He grabbed me as I tried to go out the garage door and drug me back into
the kitchen and had me pinned down on the bar. He was choking the shit out of me; again. Focusing was becoming harder
and harder. My throat was constricting and I was gasping to breathe. We were glaring into each others eyes, mentally willing
the other to give in. I refused to satisfy his taste for victory by fainting. I was wondering how to get him off of me without
hurting him. He'd just had surgery, but his grip on my throat was strong and fierce. Since my lover had stabbed him I felt
an obligation not to hurt him by throwing his ass off of me and possibly tearing his stitches. But he was choking my
neck! I noticed the iron skillet within my grasp on the stove top, but decided against smashing him across the head and possibly
giving him a concussion or black eye before Sunday morning service. He did have to preach after all and scars to the face
and head would be hard to explain to the congregation. I did smash my knee into his groin and with a surprised gasp he released
his vice grip on my throat and buckled down to the floor. I helped his decrypted behind back to bed, tucked him in, and went
on my way. He'd been policing my every move since coming home from the hospital. Every move I made aroused his suspicion.

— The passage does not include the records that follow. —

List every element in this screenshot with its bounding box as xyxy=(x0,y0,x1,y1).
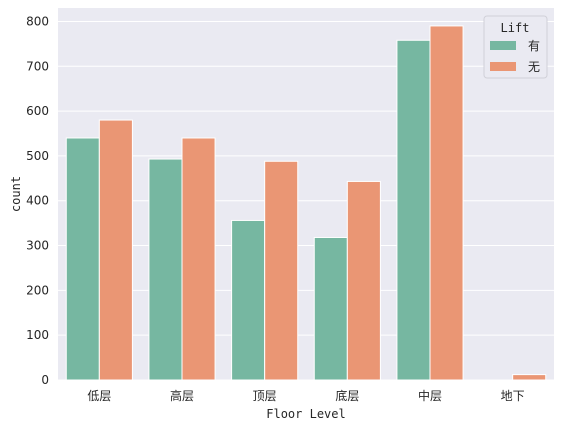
x-tick-label: 顶层 xyxy=(253,389,277,403)
bar-0-1 xyxy=(148,158,183,381)
x-tick-label: 底层 xyxy=(335,388,359,403)
legend-label-series-0: 有 xyxy=(528,39,540,53)
legend-title: Lift xyxy=(501,21,530,35)
y-axis-label: count xyxy=(9,176,23,212)
x-tick-label: 高层 xyxy=(170,388,194,403)
y-tick-label: 400 xyxy=(26,194,49,208)
x-tick-labels: 低层 高层 顶层 底层 中层 地下 xyxy=(87,388,524,403)
legend-label-series-1: 无 xyxy=(528,60,540,74)
x-tick-label: 低层 xyxy=(87,389,111,403)
bar-0-0 xyxy=(65,137,100,381)
bar-0-3 xyxy=(313,236,348,381)
bar-1-1 xyxy=(181,137,216,381)
y-tick-label: 200 xyxy=(26,283,49,297)
y-tick-label: 300 xyxy=(26,239,49,253)
legend-swatch-series-1 xyxy=(490,62,516,71)
bar-1-0 xyxy=(98,119,133,381)
y-tick-labels: 0 100 200 300 400 500 600 700 800 xyxy=(26,14,49,387)
bar-1-3 xyxy=(346,180,381,381)
legend: Lift 有 无 xyxy=(483,15,548,79)
bar-1-5 xyxy=(512,374,547,381)
bars xyxy=(65,25,547,381)
y-tick-label: 100 xyxy=(26,328,49,342)
y-tick-label: 500 xyxy=(26,149,49,163)
bar-0-2 xyxy=(231,219,266,381)
x-tick-label: 地下 xyxy=(501,389,525,403)
x-tick-label: 中层 xyxy=(418,388,442,403)
plot-background xyxy=(58,8,554,380)
gridlines xyxy=(58,20,554,381)
y-tick-label: 800 xyxy=(26,14,49,28)
y-tick-label: 600 xyxy=(26,104,49,118)
bar-1-2 xyxy=(264,160,299,381)
x-axis-label: Floor Level xyxy=(266,407,345,421)
y-tick-label: 0 xyxy=(41,373,49,387)
bar-1-4 xyxy=(429,25,464,381)
y-tick-label: 700 xyxy=(26,59,49,73)
bar-0-4 xyxy=(396,39,431,381)
legend-swatch-series-0 xyxy=(490,41,516,50)
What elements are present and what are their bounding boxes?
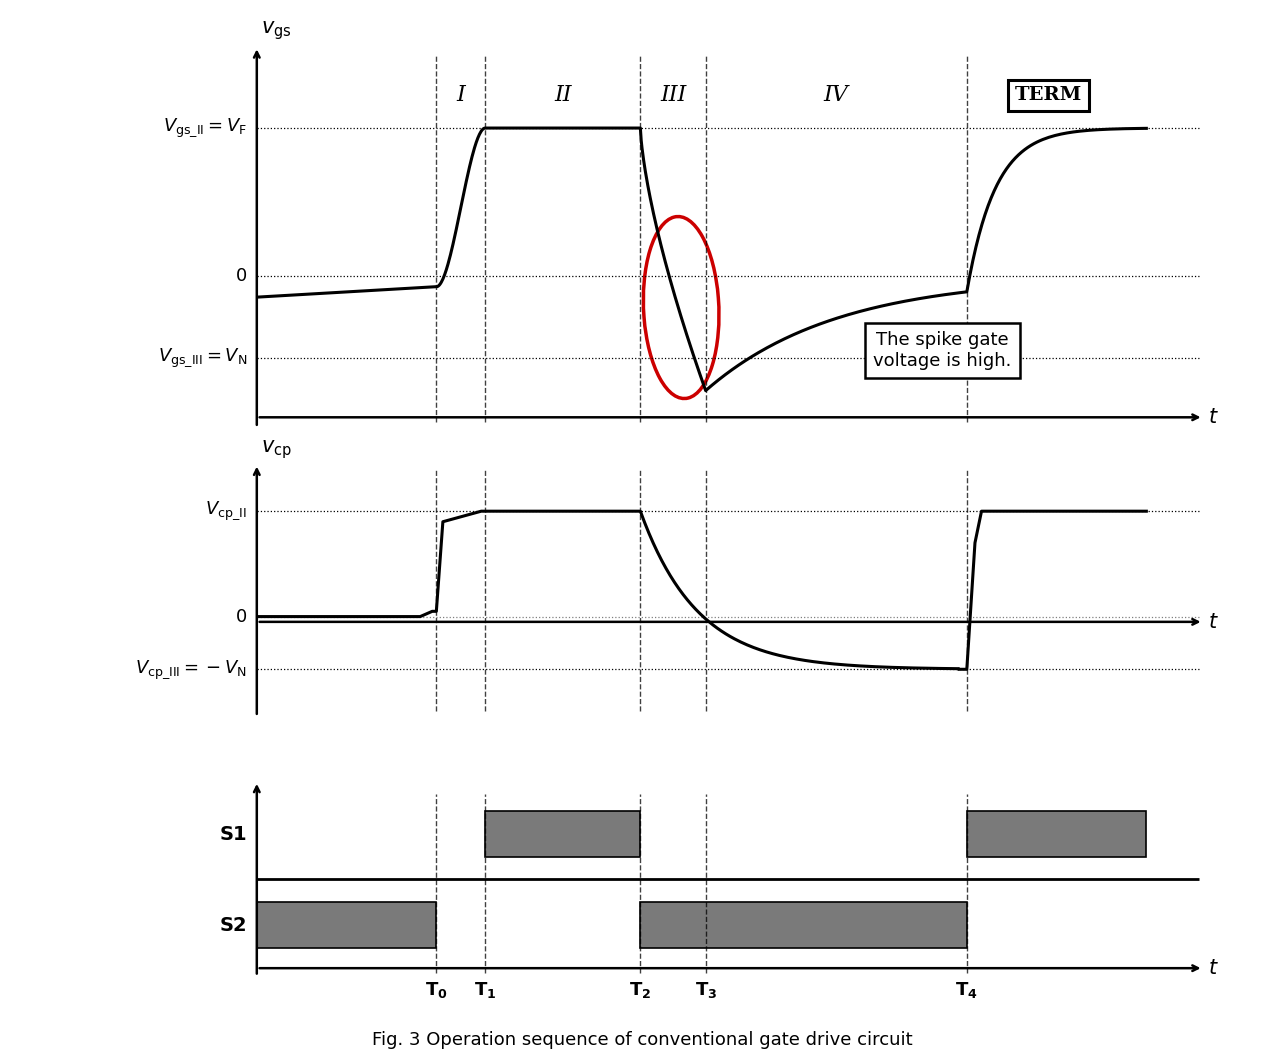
Text: I: I — [456, 84, 465, 106]
Bar — [485, 811, 641, 857]
Bar — [967, 811, 1147, 857]
Text: S2: S2 — [220, 916, 247, 935]
Text: $0$: $0$ — [235, 607, 247, 626]
Text: $t$: $t$ — [1207, 958, 1219, 978]
Text: $v_{\mathrm{cp}}$: $v_{\mathrm{cp}}$ — [261, 437, 291, 461]
Text: $V_{\mathrm{gs\_II}}=V_{\mathrm{F}}$: $V_{\mathrm{gs\_II}}=V_{\mathrm{F}}$ — [163, 117, 247, 139]
Text: II: II — [555, 84, 571, 106]
Text: $\mathbf{T_2}$: $\mathbf{T_2}$ — [629, 980, 651, 1000]
Text: S1: S1 — [220, 824, 247, 843]
Text: $V_{\mathrm{cp\_III}}=-V_{\mathrm{N}}$: $V_{\mathrm{cp\_III}}=-V_{\mathrm{N}}$ — [135, 658, 247, 681]
Text: TERM: TERM — [1014, 86, 1082, 104]
Text: $V_{\mathrm{gs\_III}}=V_{\mathrm{N}}$: $V_{\mathrm{gs\_III}}=V_{\mathrm{N}}$ — [158, 347, 247, 369]
Text: $\mathbf{T_1}$: $\mathbf{T_1}$ — [474, 980, 497, 1000]
Text: $0$: $0$ — [235, 268, 247, 286]
Text: III: III — [660, 84, 686, 106]
Text: $t$: $t$ — [1207, 612, 1219, 631]
Text: $t$: $t$ — [1207, 407, 1219, 427]
Text: $\mathbf{T_4}$: $\mathbf{T_4}$ — [955, 980, 978, 1000]
Text: $\mathbf{T_3}$: $\mathbf{T_3}$ — [695, 980, 716, 1000]
Text: $V_{\mathrm{cp\_II}}$: $V_{\mathrm{cp\_II}}$ — [205, 500, 247, 523]
Text: IV: IV — [824, 84, 849, 106]
Text: The spike gate
voltage is high.: The spike gate voltage is high. — [873, 331, 1012, 370]
Bar — [257, 902, 437, 949]
Text: Fig. 3 Operation sequence of conventional gate drive circuit: Fig. 3 Operation sequence of conventiona… — [371, 1031, 913, 1049]
Bar — [641, 902, 967, 949]
Text: $v_{\mathrm{gs}}$: $v_{\mathrm{gs}}$ — [261, 19, 291, 42]
Text: $\mathbf{T_0}$: $\mathbf{T_0}$ — [425, 980, 448, 1000]
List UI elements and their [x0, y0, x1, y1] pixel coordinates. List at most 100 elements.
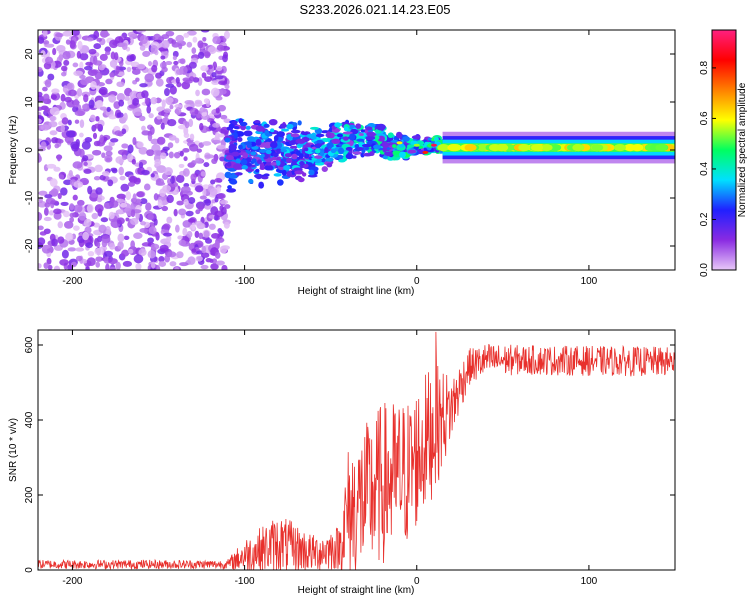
spectrogram-cell	[101, 171, 110, 177]
spectrogram-cell	[218, 80, 228, 86]
spectrogram-cell	[48, 210, 54, 216]
snr-y-tick-label: 400	[24, 411, 35, 428]
spectrogram-cell	[165, 83, 175, 88]
spectrogram-cell	[57, 221, 64, 229]
spectrogram-cell	[219, 245, 228, 254]
spectrogram-cell	[39, 231, 47, 236]
spectrogram-cell	[283, 164, 291, 171]
spectrogram-cell	[176, 200, 184, 206]
spectrogram-cell	[224, 204, 231, 209]
spectrogram-cell	[173, 208, 178, 217]
spectrogram-cell	[613, 144, 626, 152]
spectrogram-cell	[68, 169, 73, 177]
spectrogram-cell	[217, 228, 223, 234]
spectrogram-cell	[331, 138, 341, 145]
spectrogram-cell	[310, 135, 317, 140]
spectrogram-cell	[146, 149, 155, 157]
spectrogram-cell	[38, 237, 46, 246]
spectrogram-cell	[65, 232, 74, 242]
spectrogram-cell	[392, 150, 401, 155]
spectrogram-cell	[223, 221, 230, 229]
spectrogram-cell	[182, 148, 190, 153]
spectrogram-cell	[123, 235, 130, 240]
spectrogram-cell	[168, 134, 177, 141]
spectrogram-cell	[304, 147, 309, 152]
spectrogram-cell	[294, 170, 305, 175]
spectrogram-cell	[191, 47, 197, 55]
spectrogram-cell	[63, 220, 74, 229]
spectrogram-cell	[133, 232, 143, 240]
spectrogram-cell	[314, 155, 323, 159]
spectrogram-cell	[95, 256, 103, 262]
spectrogram-cell	[289, 145, 298, 149]
spectrogram-cell	[38, 106, 44, 111]
spectrogram-cell	[254, 120, 261, 124]
spectrogram-cell	[307, 174, 318, 178]
spectrogram-cell	[382, 141, 390, 149]
spectrogram-cell	[108, 114, 117, 120]
spectrogram-cell	[178, 208, 187, 216]
spectrogram-cell	[212, 122, 221, 128]
spectrogram-cell	[163, 167, 173, 176]
spectrogram-cell	[281, 169, 287, 176]
spectrogram-cell	[115, 261, 121, 270]
spectrogram-cell	[96, 37, 103, 42]
spectrogram-cell	[325, 157, 334, 162]
snr-y-label: SNR (10 * v/v)	[8, 418, 19, 482]
spectrogram-cell	[130, 240, 135, 250]
snr-frame	[37, 329, 676, 571]
spectrogram-cell	[62, 85, 68, 93]
spectrogram-cell	[73, 225, 80, 231]
spectrogram-cell	[216, 193, 226, 200]
spectrogram-cell	[211, 258, 218, 265]
spectrogram-cell	[291, 153, 298, 160]
spectrogram-cell	[263, 173, 270, 177]
spectrogram-cell	[176, 174, 185, 183]
spectrogram-cell	[79, 61, 84, 71]
spectrogram-y-tick-label: -20	[24, 238, 35, 253]
spectrogram-cell	[270, 128, 275, 133]
snr-plot: -200 -100 0 100 0 200 400 600 Height of straig…	[8, 329, 676, 596]
spectrogram-cell	[219, 205, 224, 212]
spectrogram-cells	[38, 30, 675, 270]
spectrogram-cell	[62, 30, 73, 37]
spectrogram-cell	[75, 247, 85, 252]
spectrogram-cell	[200, 252, 210, 258]
spectrogram-cell	[99, 53, 108, 61]
spectrogram-cell	[87, 251, 95, 257]
spectrogram-cell	[49, 107, 60, 116]
spectrogram-cell	[182, 220, 191, 228]
spectrogram-cell	[131, 68, 141, 75]
spectrogram-cell	[151, 64, 158, 73]
spectrogram-cell	[43, 262, 49, 269]
spectrogram-cell	[179, 66, 184, 75]
spectrogram-cell	[127, 144, 134, 154]
spectrogram-cell	[259, 148, 268, 153]
spectrogram-cell	[104, 51, 111, 56]
spectrogram-cell	[116, 93, 126, 102]
spectrogram-cell	[383, 151, 394, 157]
spectrogram-cell	[158, 111, 167, 116]
spectrogram-cell	[60, 201, 69, 207]
spectrogram-cell	[79, 132, 84, 138]
spectrogram-cell	[184, 121, 190, 129]
spectrogram-cell	[231, 120, 238, 125]
spectrogram-cell	[60, 124, 65, 133]
spectrogram-cell	[365, 135, 376, 141]
spectrogram-cell	[159, 188, 167, 198]
spectrogram-cell	[175, 77, 180, 84]
spectrogram-cell	[126, 66, 132, 73]
spectrogram-cell	[140, 198, 148, 205]
spectrogram-cell	[231, 151, 240, 157]
spectrogram-cell	[147, 250, 156, 259]
spectrogram-cell	[373, 144, 382, 150]
spectrogram-cell	[212, 36, 221, 45]
spectrogram-cell	[225, 154, 234, 161]
spectrogram-cell	[94, 71, 103, 80]
spectrogram-cell	[286, 123, 294, 130]
spectrogram-cell	[38, 263, 42, 269]
snr-x-tick-label: 100	[581, 576, 598, 587]
spectrogram-cell	[63, 179, 73, 186]
spectrogram-cell	[146, 81, 153, 86]
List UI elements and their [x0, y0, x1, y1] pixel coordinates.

He had caught my lover and me in bed and lost the last piece of his mind. They’d fought, which resulted in a hospital
stay for them both, and now every time I headed toward the door he figured I was on my way to see him. Wasn't he the
pot calling the kettle black? We've been married for nearly sixteen years and he has cheated every one of those years.
But when he catches me cheating all hell broke loose. I grew tired of being the good little preacher’s wife, the peacemaker,
and the bigger person. This is my story; this is the Diary of a Mad Preacher's Wife.